Coincidentally, both Michael and Dan have an affinity with elephants, Michael was told he was probably an elephant in a previous life and Dan was 'blessed' by an elephant. Also, they both took time off their travels to play cricket with some young local lads! I suppose Mr Cruickshank's approach is slightly more learned and thought provoking than Mr. Palin's but not necessarily more exciting or educational.

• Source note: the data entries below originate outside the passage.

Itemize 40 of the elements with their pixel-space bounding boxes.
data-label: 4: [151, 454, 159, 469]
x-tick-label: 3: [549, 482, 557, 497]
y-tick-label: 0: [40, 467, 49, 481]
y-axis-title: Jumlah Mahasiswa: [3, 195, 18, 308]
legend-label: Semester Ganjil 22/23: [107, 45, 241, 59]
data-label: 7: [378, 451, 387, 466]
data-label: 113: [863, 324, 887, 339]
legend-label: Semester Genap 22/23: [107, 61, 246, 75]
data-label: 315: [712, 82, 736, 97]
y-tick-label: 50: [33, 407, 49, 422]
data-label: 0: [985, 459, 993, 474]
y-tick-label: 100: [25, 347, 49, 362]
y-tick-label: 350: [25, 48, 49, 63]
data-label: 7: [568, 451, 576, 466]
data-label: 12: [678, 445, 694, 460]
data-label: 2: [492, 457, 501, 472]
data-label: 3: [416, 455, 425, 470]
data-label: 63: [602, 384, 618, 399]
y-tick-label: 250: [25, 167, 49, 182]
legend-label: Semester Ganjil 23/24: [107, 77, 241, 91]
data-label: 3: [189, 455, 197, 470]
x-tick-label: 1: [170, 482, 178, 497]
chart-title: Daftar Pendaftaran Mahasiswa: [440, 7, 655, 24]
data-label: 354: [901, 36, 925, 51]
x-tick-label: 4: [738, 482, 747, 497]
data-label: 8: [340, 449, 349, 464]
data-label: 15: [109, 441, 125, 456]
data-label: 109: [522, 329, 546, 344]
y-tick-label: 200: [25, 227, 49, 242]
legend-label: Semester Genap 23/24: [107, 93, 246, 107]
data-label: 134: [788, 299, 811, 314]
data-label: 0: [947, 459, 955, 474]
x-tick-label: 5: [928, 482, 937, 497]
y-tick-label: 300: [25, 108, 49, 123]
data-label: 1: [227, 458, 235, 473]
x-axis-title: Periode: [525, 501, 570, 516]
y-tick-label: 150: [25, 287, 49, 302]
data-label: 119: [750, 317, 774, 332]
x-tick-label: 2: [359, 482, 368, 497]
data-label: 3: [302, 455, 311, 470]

Last week's programme on 4th April, (the seventh in the series), covered Jordan and Ethiopia. Now did you spot Dan Cruickshank's cultural faux pas? I watched the repeat last Saturday because I missed some of Monday's first showing so I saw his blunder twice. Do you remember his visit to an Arab tent to sample some of the 'delicacies'? Two Bedouin gentlemen were entertaining him, and his crew, and an enormous tray of food was placed in front of them. Did you see Dan tuck in with great relish tearing asunder some unmentionable animal part (yuk!) with his fingers? He used his left hand to take the food - the hand considered by Arabs to be 'unclean' (you use it for personal hygiene). When eating from a communal dish with the fingers, Arabs always use their right hand. So, Dan's social gaffe would have contaminated the food. I bet the two Arab gentlemen suddenly lost their appetites - certainly, their faces appeared to say it all!
Well, that observation apart, tonight's episode should be very good indeed as we are whisked through Mali and Libya to Egypt, the Land of the Pharaohs. Here we will see what I consider to be one of the world's finest Treasures, the Death Mask of King Tutankhamun (pronounced Tut-ankh-amun, please, not Tu-tank-hamun). I have had the privilege of seeing this mask in the Cairo Museum and it is breathtakingly beautiful. Don't miss it!